And they figured the best time to signal was when they knew half of North America would be watching?

Still not convinced Elon Musk didn’t put someone in that Tesla he launched into space.

Shoonra

(523 posts)
6. Meteorites, or something else?
Wed Jan 23, 2019, 10:24 PM
Jan 2019

I am surprised that a meteorite would produce a flash of light on the Moon, because there is no atmosphere that would create atmospheric friction to light up a meteorite. Could these flashes be something other than meteorites? Or is it possible that there is a sort of residual atmosphere on the Moon that could cause this friction and thereby indicate that the Moon once had a more substantial atmosphere?

SCantiGOP

(13,874 posts)
7. That's a damn good question
Thu Jan 24, 2019, 03:54 PM
Jan 2019

Depictions of flaming explosions in outer space are not accurate scientifically because the only oxygen that could support a fireball would be what was in a spacecraft.
I would think a meteorite impact would just be a dusty plume.
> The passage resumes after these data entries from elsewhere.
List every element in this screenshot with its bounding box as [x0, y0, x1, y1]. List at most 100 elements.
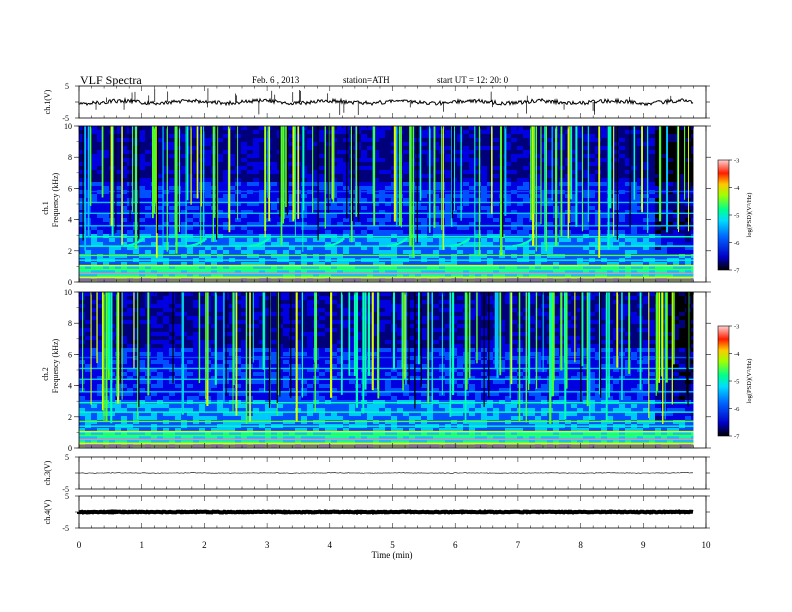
spectrogram-cell: [601, 238, 608, 243]
spectrogram-cell: [259, 222, 266, 227]
spectrogram-cell: [613, 158, 620, 163]
spectrogram-cell: [361, 182, 368, 187]
spectrogram-cell: [103, 126, 110, 131]
spectrogram-cell: [121, 274, 128, 279]
spectrogram-cell: [241, 300, 248, 305]
spectrogram-cell: [223, 190, 230, 195]
spectrogram-cell: [469, 222, 476, 227]
spectrogram-cell: [445, 246, 452, 251]
spectrogram-cell: [229, 242, 236, 247]
spectrogram-cell: [349, 262, 356, 267]
spectrogram-cell: [637, 238, 644, 243]
spectrogram-cell: [409, 206, 416, 211]
spectrogram-cell: [631, 300, 638, 305]
spectrogram-cell: [547, 198, 554, 203]
spectrogram-cell: [619, 162, 626, 167]
spectrogram-cell: [643, 138, 650, 143]
spectrogram-cell: [661, 304, 668, 309]
spectrogram-cell: [517, 174, 524, 179]
spectrogram-cell: [391, 270, 398, 275]
spectrogram-cell: [679, 312, 686, 317]
spectrogram-cell: [163, 312, 170, 317]
spectrogram-cell: [319, 242, 326, 247]
spectrogram-cell: [301, 296, 308, 301]
spectrogram-cell: [409, 162, 416, 167]
spectrogram-cell: [211, 274, 218, 279]
spectrogram-cell: [523, 226, 530, 231]
spectrogram-cell: [145, 214, 152, 219]
spectrogram-cell: [637, 130, 644, 135]
spectrogram-cell: [175, 274, 182, 279]
spectrogram-cell: [163, 210, 170, 215]
spectrogram-cell: [319, 238, 326, 243]
spectrogram-cell: [271, 190, 278, 195]
spectrogram-cell: [673, 194, 680, 199]
start-time-label: start UT = 12: 20: 0: [437, 75, 509, 85]
spectrogram-cell: [523, 178, 530, 183]
spectrogram-cell: [319, 312, 326, 317]
spectrogram-cell: [529, 304, 536, 309]
spectrogram-cell: [673, 254, 680, 259]
spectrogram-cell: [319, 218, 326, 223]
spectrogram-cell: [553, 262, 560, 267]
spectrogram-cell: [103, 130, 110, 135]
spectrogram-cell: [307, 292, 314, 297]
spectrogram-cell: [637, 162, 644, 167]
spectrogram-cell: [649, 300, 656, 305]
spectrogram-cell: [211, 242, 218, 247]
spectrogram-cell: [385, 266, 392, 271]
spectrogram-cell: [205, 130, 212, 135]
spectrogram-cell: [421, 182, 428, 187]
spectrogram-cell: [391, 262, 398, 267]
spectrogram-cell: [517, 186, 524, 191]
spectrogram-cell: [505, 226, 512, 231]
spectrogram-cell: [97, 134, 104, 139]
spectrogram-cell: [415, 206, 422, 211]
spectrogram-cell: [403, 250, 410, 255]
spectrogram-cell: [673, 312, 680, 317]
spectrogram-cell: [457, 154, 464, 159]
spectrogram-cell: [535, 162, 542, 167]
spectrogram-cell: [379, 154, 386, 159]
spectrogram-cell: [613, 214, 620, 219]
spectrogram-cell: [97, 158, 104, 163]
spectrogram-cell: [193, 198, 200, 203]
spectrogram-cell: [343, 300, 350, 305]
spectrogram-cell: [625, 150, 632, 155]
spectrogram-cell: [151, 230, 158, 235]
spectrogram-cell: [451, 242, 458, 247]
spectrogram-cell: [127, 254, 134, 259]
spectrogram-cell: [319, 262, 326, 267]
spectrogram-cell: [463, 178, 470, 183]
spectrogram-cell: [625, 206, 632, 211]
spectrogram-cell: [157, 190, 164, 195]
spectrogram-cell: [295, 292, 302, 297]
spectrogram-cell: [91, 226, 98, 231]
spectrogram-cell: [181, 312, 188, 317]
spectrogram-cell: [523, 214, 530, 219]
spectrogram-cell: [373, 246, 380, 251]
spectrogram-cell: [373, 274, 380, 279]
spectrogram-cell: [571, 308, 578, 313]
spectrogram-cell: [433, 150, 440, 155]
spectrogram-cell: [211, 218, 218, 223]
spectrogram-cell: [265, 300, 272, 305]
spectrogram-cell: [331, 202, 338, 207]
spectrogram-cell: [121, 308, 128, 313]
spectrogram-cell: [649, 150, 656, 155]
spectrogram-cell: [571, 266, 578, 271]
spectrogram-cell: [457, 190, 464, 195]
spectrogram-cell: [649, 316, 656, 321]
spectrogram-cell: [325, 308, 332, 313]
spectrogram-cell: [505, 138, 512, 143]
spectrogram-cell: [535, 210, 542, 215]
spectrogram-cell: [391, 250, 398, 255]
spectrogram-cell: [601, 146, 608, 151]
spectrogram-cell: [199, 134, 206, 139]
spectrogram-cell: [259, 262, 266, 267]
spectrogram-cell: [175, 210, 182, 215]
spectrogram-cell: [433, 186, 440, 191]
spectrogram-cell: [217, 158, 224, 163]
spectrogram-cell: [241, 254, 248, 259]
spectrogram-cell: [313, 186, 320, 191]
Anybody out there care to weigh in?

muriel_volestrangler

(101,392 posts)
8. The Moon's escape velocity is 2.3 km/s - over 5000 mph
Sat Jan 26, 2019, 06:34 AM
Jan 2019

so that's the speed anything just 'falling' onto the Moon would build up. A meteorite could hit the Moon at an even larger speed than that, depending on the relative velocity of it and the Moon in their motion around the Sun. The energy involved in a collision of 2 hard objects at those speeds is easily enough to produce light (which doesn't just come from things burning, or friction with an atmosphere).